Hemos hablado de la empatía cognitiva y hemos mencionado la empatía afectiva. La empatía afectiva es cuando la persona siente la angustia emocional de otros como si fuera la suya propia. Puede que no sea capaz de entender cómo describir esa angustia, o por qué se produce la angustia, pero la siente como si fuera propia. La investigación ha demostrado que muchas personas autistas experimentan el dolor de otras personas de forma más intensa que las personas neurotípicas. Esto se ha llamado la «hipótesis de la empatía sobre la excitación». Los adolescentes y adultos autistas describen que a menudo se sienten abrumados por el dolor emocional de otras personas y no tienen ni idea de cómo afrontarlo, ni cómo ayudarse a sí mismos ni cómo ayudar a la otra persona.
8. Alexitimia.
Hasta el 80% de los autistas tienen también alexitimia. La alexitimia se interpreta literalmente como «a» – falta de, «lexi» – palabras para «thymia» – emociones. También incluye la dificultad para percibir las sensaciones corporales asociadas a las emociones, o los problemas de interocepción. Cuando alguien no puede detectar los primeros signos de una emoción, o encontrar y las palabras para esa emoción, está muy mal equipado para gestionar la emoción. La alexitimia es una de las razones por las que muchos adolescentes autistas pasan de 0 a 100 en medio segundo en su termómetro de la ira. Por desgracia, tener alexitimia es un factor de riesgo para desarrollar niveles clínicos de ansiedad y depresión.
9. Un perfil de aprendizaje diferente.
Cuando una persona autista realiza un test de Coeficiente Intelectual (CI) es muy común que muestre una gran variabilidad entre las distintas subpruebas que componen el test de CI. Esto significa que suelen tener grandes puntos fuertes en su capacidad de aprendizaje cognitivo, pero también áreas de gran dificultad. Debido a su perfil de aprendizaje desigual, pueden tener verdaderos problemas con las nuevas tareas de aprendizaje, aunque sean muy inteligentes o incluso superdotados. A esto lo llamamos el perfil de aprendizaje diferente del autismo. Ser un alumno diferente puede suponer un gran reto en todos los contextos, incluido el escolar, pero también en situaciones sociales y dentro de la familia y la comunidad. A pesar de su buen intelecto, el adolescente autista puede sentir que es estúpido, y puede sentirse muy deprimido y desesperado por ello.
10. Trauma o los efectos de un trauma pasado.

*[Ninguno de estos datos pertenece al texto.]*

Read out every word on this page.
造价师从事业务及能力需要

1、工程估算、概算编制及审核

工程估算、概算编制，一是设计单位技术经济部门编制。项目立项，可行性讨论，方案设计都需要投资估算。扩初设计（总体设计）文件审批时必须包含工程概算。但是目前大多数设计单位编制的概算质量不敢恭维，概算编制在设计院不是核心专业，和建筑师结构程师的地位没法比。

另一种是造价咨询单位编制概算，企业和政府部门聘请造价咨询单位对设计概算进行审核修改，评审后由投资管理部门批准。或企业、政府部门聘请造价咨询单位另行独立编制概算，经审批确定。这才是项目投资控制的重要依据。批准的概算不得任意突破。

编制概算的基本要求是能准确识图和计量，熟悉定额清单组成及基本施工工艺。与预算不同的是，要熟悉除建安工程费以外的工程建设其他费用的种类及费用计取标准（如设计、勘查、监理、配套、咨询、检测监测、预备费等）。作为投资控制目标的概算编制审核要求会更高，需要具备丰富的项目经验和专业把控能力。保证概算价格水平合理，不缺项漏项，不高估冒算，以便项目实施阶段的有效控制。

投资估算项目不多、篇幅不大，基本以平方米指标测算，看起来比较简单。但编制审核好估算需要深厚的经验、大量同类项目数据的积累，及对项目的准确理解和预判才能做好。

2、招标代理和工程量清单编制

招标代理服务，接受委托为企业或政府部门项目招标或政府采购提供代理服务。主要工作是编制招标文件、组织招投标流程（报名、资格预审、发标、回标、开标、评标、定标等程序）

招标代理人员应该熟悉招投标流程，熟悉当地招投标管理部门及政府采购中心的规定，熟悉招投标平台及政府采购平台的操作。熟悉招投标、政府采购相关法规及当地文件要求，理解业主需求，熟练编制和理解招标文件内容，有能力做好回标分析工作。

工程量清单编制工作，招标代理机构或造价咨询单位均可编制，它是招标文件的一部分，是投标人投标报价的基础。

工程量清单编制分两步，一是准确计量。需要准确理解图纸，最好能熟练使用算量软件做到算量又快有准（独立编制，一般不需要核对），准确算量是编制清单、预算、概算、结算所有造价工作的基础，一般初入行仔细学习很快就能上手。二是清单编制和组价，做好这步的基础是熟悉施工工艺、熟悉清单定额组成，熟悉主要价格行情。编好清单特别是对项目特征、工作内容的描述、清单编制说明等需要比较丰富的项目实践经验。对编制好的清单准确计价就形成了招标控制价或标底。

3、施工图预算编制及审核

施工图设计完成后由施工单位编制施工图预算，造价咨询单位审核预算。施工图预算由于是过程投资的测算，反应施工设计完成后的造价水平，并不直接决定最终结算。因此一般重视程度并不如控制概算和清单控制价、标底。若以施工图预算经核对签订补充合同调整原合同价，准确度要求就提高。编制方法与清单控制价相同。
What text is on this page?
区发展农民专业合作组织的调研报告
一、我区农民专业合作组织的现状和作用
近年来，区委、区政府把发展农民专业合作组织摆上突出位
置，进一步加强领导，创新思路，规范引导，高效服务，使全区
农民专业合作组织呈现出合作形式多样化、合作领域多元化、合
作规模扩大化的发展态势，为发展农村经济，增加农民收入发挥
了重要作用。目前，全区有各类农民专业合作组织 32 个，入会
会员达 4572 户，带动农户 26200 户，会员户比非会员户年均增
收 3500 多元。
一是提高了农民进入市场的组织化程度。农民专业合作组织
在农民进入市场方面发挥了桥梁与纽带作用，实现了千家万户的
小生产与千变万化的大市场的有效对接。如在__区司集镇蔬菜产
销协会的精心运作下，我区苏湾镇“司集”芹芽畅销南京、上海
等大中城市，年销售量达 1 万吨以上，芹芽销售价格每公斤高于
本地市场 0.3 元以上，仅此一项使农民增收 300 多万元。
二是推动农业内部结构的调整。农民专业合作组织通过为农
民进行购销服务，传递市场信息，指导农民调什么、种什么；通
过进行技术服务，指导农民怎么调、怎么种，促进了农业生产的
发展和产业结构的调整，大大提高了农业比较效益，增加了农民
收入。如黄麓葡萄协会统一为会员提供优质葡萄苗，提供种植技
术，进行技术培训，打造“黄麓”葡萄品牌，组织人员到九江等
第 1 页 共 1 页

Desgraciadamente, las personas autistas tienen más probabilidades de sufrir un acontecimiento traumático y más probabilidades de tener una reacción de estrés traumático, por ejemplo, de desarrollar un Trastorno de estés postraumático, después de un trauma. Puede ser que el adolescente autista esté sufriendo un trauma actual, por ejemplo, al ser acosado o maltratado, o que haya desarrollado un TEPT, pero la condición no está diagnosticada. Una persona con TEPT experimentará altos niveles de hipervigilancia a lo largo del día, desconfianza hacia la gente, recuerdos del suceso traumático y pesadillas que interrumpen la calidad del sueño. Si sospecha que el adolescente autista ha desarrollado un TEPT o está sufriendo un trauma actual, la recomendación es que vea a un profesional especialista inmediatamente. Afortunadamente, el TEPT es tratable, y si se conocen las experiencias traumáticas en curso, se pueden hacer intervenciones más afectivas.
Fuente: Tony Attwood.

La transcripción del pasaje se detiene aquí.